Am I one a good track here? Honestly its already more parts than I'd hoped to add.

[slacker]

That should work. If you want less parts remove  C1 and put the switch there instead. To turn on hold the switch closed which pulls the gate low turning on the mcu, keep the switch held until the mcu pulls the gate low. You can probably remove R2 as well providing the mcu won't be damaged when it powers up and the pin is held low. You might need to make R1 smaller, it needs to be small compared to the impedance of the mcu pin when unpowered.

[PeterPan]

That should work. If you want less parts remove  C1 and put the switch there instead. To turn on hold the switch closed which pulls the gate low turning on the mcu, keep the switch held until the mcu pulls the gate low. You can probably remove R2 as well providing the mcu won't be damaged when it powers up and the pin is held low. You might need to make R1 smaller, it needs to be small compared to the impedance of the mcu pin when unpowered.

I can't bypass C1 with the switch, because the whole point is to let the MCU stop keeping it pulled LOW when it detects low voltage. But now there's another fly in the ointment! The I/O lines on the MCU must be internally protected, and will clamp at 1.4V if a current is applied to when unpowered. GRRR... so now I have to add another transistor like this and reverse the logic of the I/O pin ( now it has to go high for normal operation, and low when the MCU senses the voltage is too low). The transistor blocks and prevents the MCU's internal diode clamping once the MCU loses power.

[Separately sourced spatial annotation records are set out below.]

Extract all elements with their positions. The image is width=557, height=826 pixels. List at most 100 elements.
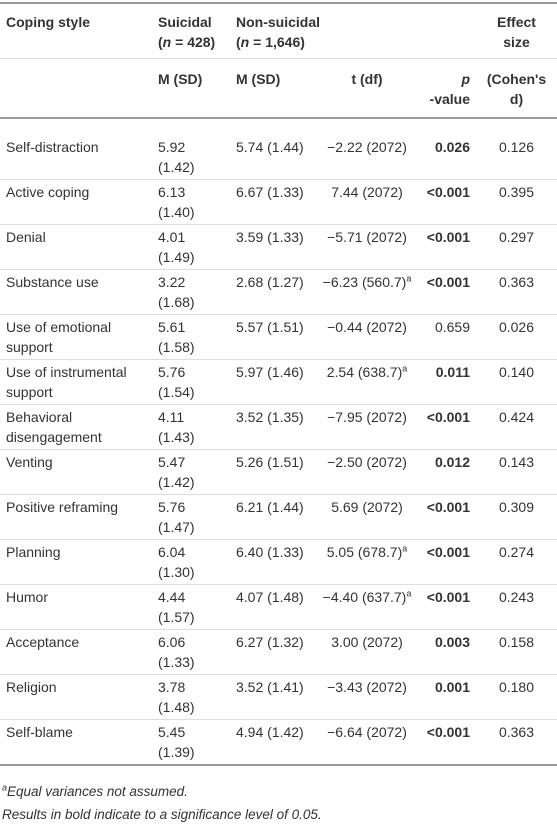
- header-cell: (Cohen's d): [476, 59, 557, 119]
- coping-style: Acceptance: [0, 630, 152, 675]
- p-value-text: <0.001: [426, 184, 470, 200]
- effect-size-text: 0.395: [498, 184, 535, 200]
- cell-line: t (df): [320, 69, 414, 89]
- effect-size: 0.297: [476, 225, 557, 270]
- effect-size: 0.309: [476, 495, 557, 540]
- p-value: 0.011: [420, 360, 476, 405]
- cell-line: (n = 428): [158, 32, 224, 52]
- suicidal-mean-text: 6.06 (1.33): [158, 634, 195, 670]
- p-value: <0.001: [420, 720, 476, 766]
- header-text: n: [162, 34, 172, 50]
- coping-style-text: Substance use: [6, 274, 99, 290]
- effect-size-text: 0.274: [498, 544, 535, 560]
- p-value-text: 0.659: [434, 319, 470, 335]
- effect-size: 0.395: [476, 180, 557, 225]
- t-statistic: 2.54 (638.7)a: [314, 360, 420, 405]
- t-statistic: −3.43 (2072): [314, 675, 420, 720]
- t-statistic-text: −2.22 (2072): [327, 139, 407, 155]
- table-row: Religion 3.78 (1.48) 3.52 (1.41) −3.43 (207…: [0, 675, 557, 720]
- t-statistic-text: 3.00 (2072): [331, 634, 403, 650]
- footnote-text: Results in bold indicate to a significan…: [2, 807, 322, 822]
- coping-style-text: Venting: [6, 454, 53, 470]
- footnote-mark: a: [402, 543, 408, 554]
- suicidal-mean-text: 4.01 (1.49): [158, 229, 195, 265]
- t-statistic-text: −6.64 (2072): [327, 724, 407, 740]
- coping-style-text: Religion: [6, 679, 57, 695]
- non-suicidal-mean-text: 3.52 (1.41): [236, 679, 304, 695]
- coping-style: Self-distraction: [0, 118, 152, 180]
- header-text: -value: [429, 91, 470, 107]
- coping-style: Substance use: [0, 270, 152, 315]
- effect-size: 0.424: [476, 405, 557, 450]
- cell-line: M (SD): [236, 69, 308, 89]
- non-suicidal-mean: 2.68 (1.27): [230, 270, 314, 315]
- table-row: Behavioral disengagement 4.11 (1.43) 3.52 …: [0, 405, 557, 450]
- coping-style-text: Humor: [6, 589, 49, 605]
- header-cell: [0, 59, 152, 119]
- non-suicidal-mean-text: 5.26 (1.51): [236, 454, 304, 470]
- header-text: (: [236, 34, 241, 50]
- non-suicidal-mean-text: 3.59 (1.33): [236, 229, 304, 245]
- cell-line: size: [482, 32, 551, 52]
- non-suicidal-mean: 6.40 (1.33): [230, 540, 314, 585]
- non-suicidal-mean: 3.59 (1.33): [230, 225, 314, 270]
- coping-style: Denial: [0, 225, 152, 270]
- suicidal-mean: 4.01 (1.49): [152, 225, 230, 270]
- suicidal-mean: 5.76 (1.54): [152, 360, 230, 405]
- header-text: Suicidal: [158, 14, 212, 30]
- t-statistic-text: −4.40 (637.7): [322, 589, 407, 605]
- suicidal-mean: 3.78 (1.48): [152, 675, 230, 720]
- p-value-text: <0.001: [426, 409, 470, 425]
- effect-size-text: 0.363: [498, 724, 535, 740]
- coping-style-text: Use of emotional support: [6, 319, 112, 355]
- p-value: <0.001: [420, 180, 476, 225]
- coping-style-text: Planning: [6, 544, 61, 560]
- non-suicidal-mean-text: 2.68 (1.27): [236, 274, 304, 290]
- p-value-text: 0.026: [434, 139, 470, 155]
- non-suicidal-mean: 5.74 (1.44): [230, 118, 314, 180]
- header-cell: t (df): [314, 59, 420, 119]
- table-body: Self-distraction 5.92 (1.42) 5.74 (1.44) −2…: [0, 118, 557, 765]
- header-text: = 1,646): [249, 34, 305, 50]
- effect-size-text: 0.158: [498, 634, 535, 650]
- suicidal-mean-text: 5.61 (1.58): [158, 319, 195, 355]
- footnote-mark: a: [406, 588, 412, 599]
- table-row: Active coping 6.13 (1.40) 6.67 (1.33) 7.44 …: [0, 180, 557, 225]
- coping-style: Self-blame: [0, 720, 152, 766]
- cell-line: d): [482, 89, 551, 109]
- suicidal-mean-text: 6.13 (1.40): [158, 184, 195, 220]
- p-value: 0.012: [420, 450, 476, 495]
- effect-size: 0.243: [476, 585, 557, 630]
- suicidal-mean: 5.45 (1.39): [152, 720, 230, 766]
- p-value: <0.001: [420, 585, 476, 630]
- footnote-mark: a: [402, 363, 408, 374]
- suicidal-mean-text: 4.11 (1.43): [158, 409, 195, 445]
- t-statistic: −6.23 (560.7)a: [314, 270, 420, 315]
- non-suicidal-mean: 4.07 (1.48): [230, 585, 314, 630]
- coping-style: Planning: [0, 540, 152, 585]
- t-statistic-text: −3.43 (2072): [327, 679, 407, 695]
- table-row: Planning 6.04 (1.30) 6.40 (1.33) 5.05 (678.…: [0, 540, 557, 585]
- t-statistic: −2.22 (2072): [314, 118, 420, 180]
- effect-size-text: 0.424: [498, 409, 535, 425]
- suicidal-mean: 5.76 (1.47): [152, 495, 230, 540]
- cell-line: Effect: [482, 12, 551, 32]
- effect-size: 0.363: [476, 270, 557, 315]
- header-text: (: [158, 34, 163, 50]
- effect-size: 0.143: [476, 450, 557, 495]
- t-statistic-text: 7.44 (2072): [331, 184, 403, 200]
- t-statistic: −2.50 (2072): [314, 450, 420, 495]
- non-suicidal-mean-text: 5.74 (1.44): [236, 139, 304, 155]
- cell-line: Suicidal: [158, 12, 224, 32]
- header-cell: [420, 3, 476, 59]
- suicidal-mean: 5.92 (1.42): [152, 118, 230, 180]
- coping-style-text: Acceptance: [6, 634, 80, 650]
- non-suicidal-mean-text: 6.40 (1.33): [236, 544, 304, 560]
- t-statistic-text: 5.05 (678.7): [326, 544, 403, 560]
- t-statistic: 7.44 (2072): [314, 180, 420, 225]
- suicidal-mean: 5.61 (1.58): [152, 315, 230, 360]
- footnote-mark: a: [406, 273, 412, 284]
- header-text: d): [509, 91, 524, 107]
- cell-line: p: [426, 69, 470, 89]
- p-value: <0.001: [420, 405, 476, 450]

And, I might need a high value bleeder resistor across C1 if I want to be able to reset withing seconds. Geesh... now I'm up to 5 parts.  I'm not happy about that. Between the shutdown circuit and the charging circuit, I probably have double that part count.

[slacker]

Sorry, I was assuming a momentary switch, should have mentioned that. If you used a mosfet instead of the 2n2222 you don't need the base resistor, which saves a part.

[PeterPan]

Sorry, I was assuming a momentary switch, should have mentioned that. If you used a mosfet instead of the 2n2222 you don't need the base resistor, which saves a part.

Ah... OK... true. Of course then I'd need a second momentary to turn it off, but thats not a terrible idea eaither.

But OK I've got another, even better solution. I wish THIS was my idea, because its pure genius, but I found it online... its somebody else's genius idea. How about a two part (maybe just one!) solution...



The reason I say "One" part, is because it might be possible to just replace the resistor with a wire.  The circuit is based entirely on the MOSFET's characteristics. The FET stays "on" until the battery voltage causes the VGS to cross its threshold voltage, and then it gradually opens. All I need to do is pick a FET with the right characteristics, so that it starts cutting out around 3V, and completely cuts off at around 2.7, and I'm done. As it turns out, it looks like a lot of MOSFETs fall in around that range. My circuit is low power (10mA max) so there won't be a heat disipation issue in the "in-between" discharge stages. And it will be worth sacrificing a small amount of usable operation time near the end of the battery cycle, if it means saving the cell from being ruined. What could be simpler? Here's where I got this gem...

http://shaddack.twibright.com/projects/method_SimpleLiPolyOverdischargeCutoff/

Granted its not the bets protection circuit in the world, but you have to admire the simplicity!